The Iowa Learning Farms program, a statewide educational effort aimed at helping farmers and landowners take better care of Iowa’s soil and water resources, is celebrating its 15th anniversary this year. ILF will begin the year by hosting a webinar at 12:30 p.m. Jan. 16 featuring Iowa Secretary of Agriculture Mike Naig.
Jacqueline Comito, ILF program director, will talk with Naig about conservation, water quality and the secretary’s vision for Iowa. They will also discuss the Iowa Nutrient Reduction Strategy and how Iowans are working to meet the nitrogen and phosphorus loss reduction goals outlined in the strategy. Webinar viewers will be able to submit questions for Naig during the webinar through the Zoom Webinar software.
To participate in the webinar, go to Iowa Learning Farms shortly before 12:30 p.m.

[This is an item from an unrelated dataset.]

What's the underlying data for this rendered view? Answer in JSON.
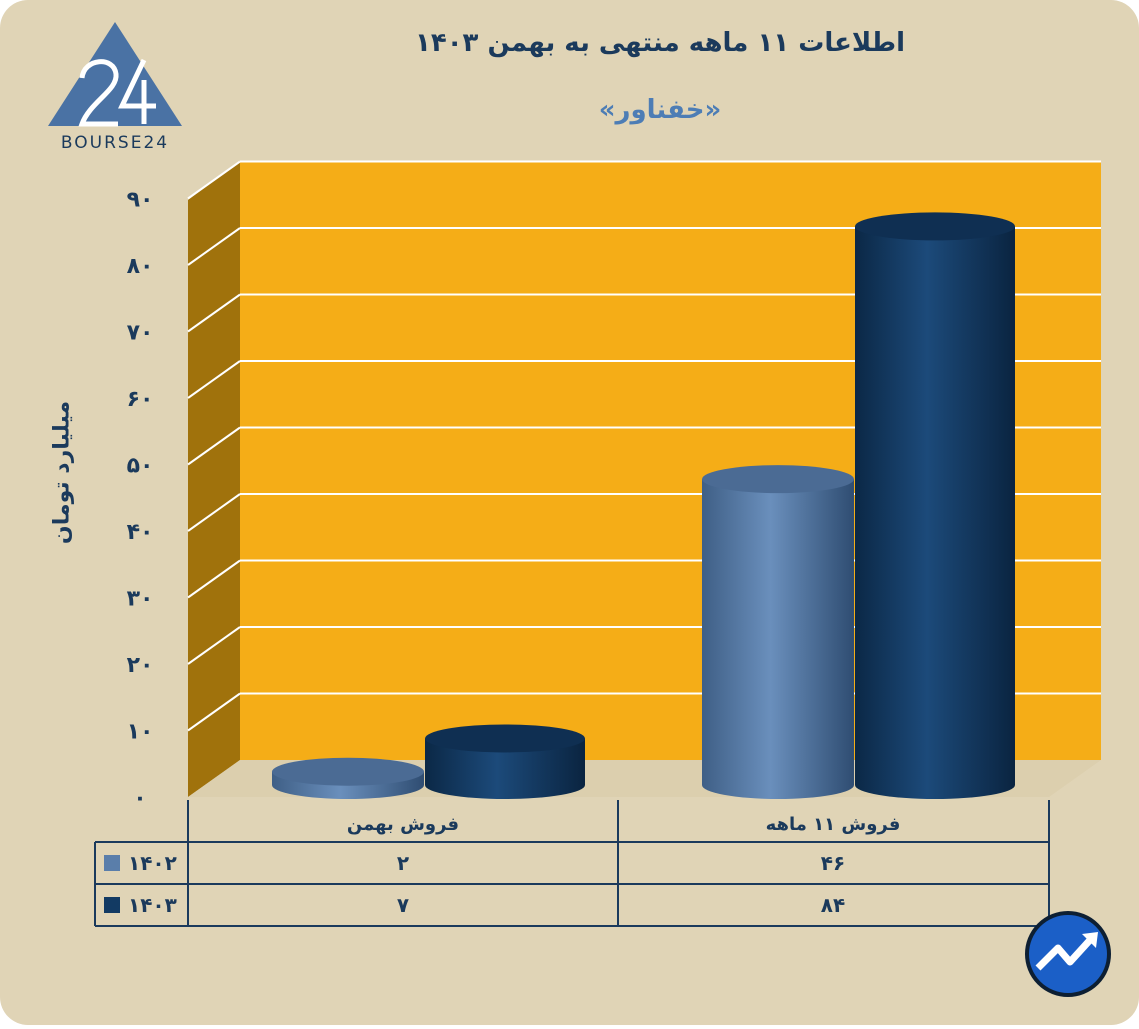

Jan. 16 and choose to join the webinar. The webinar will also be recorded and archived on the ILF website for watching at any time and will be available as a Conservation Chat podcast for download and streaming.
The ILF statewide educational program strives to reach farmers and landowners regarding conservation issues. It is coordinated by Iowa State University Extension and has several other partners, including state agencies, which help fund ILF.
In a recent interview with Wallaces Farmer magazine, Naig said he is still focused first and foremost on the Iowa Nutrient Reduction Strategy. He emphasized that “we must protect our soil and water resources.”
Naig grew up on a farm near Cylinder in northwest Iowa and says soil and water conservation has always been an important issue to him.
Focus on goals
“Agriculture is very valuable to Iowa’s economy,” Naig said in the interview. “Agriculture is driven by our natural resources: soil and water. We have a long history of working to protect soil and water in this state. And we recently celebrated the fifth anniversary of the Iowa Nutrient Reduction Strategy. Iowa has made significant accomplishments in five years, toward reaching the goals outlined by the strategy. But this is also a time to rededicate ourselves to the work that is still needed to get us to where we need to go in the future, to protect these valuable, productive resources.”
Naig will continue to promote the use of cover crops. “We need several million more acres of cover crops planted in the state of Iowa,” he said. “Cover crops are an important part of the plan to protect and improve water quality in this state. Cover crops aren’t easy to manage; you must know what you are doing and have a plan. We will continue to help educate our farmers and landowners in Iowa regarding how to make cover crops work successfully on their farms.”
Naig said the use of precision agriculture needs to be expanded to help carry out the goals of the nutrient reduction strategy. “We need to look at our farms and ask, ‘What’s the best use of this land? Is it best used for row-crop production? Should it be seeded down to a forage crop instead? Should it be a man-made wetland?
“We have in-the-field practices and edge-of-field practices that need to be more widely used. Such as wetlands, bioreactors, saturated buffers and more. Precision agriculture with mapping and using GPS are technology tools that can help us become better at targeting and using the right practices for the characteristics of fields and parts of fields that have unique conservation needs.”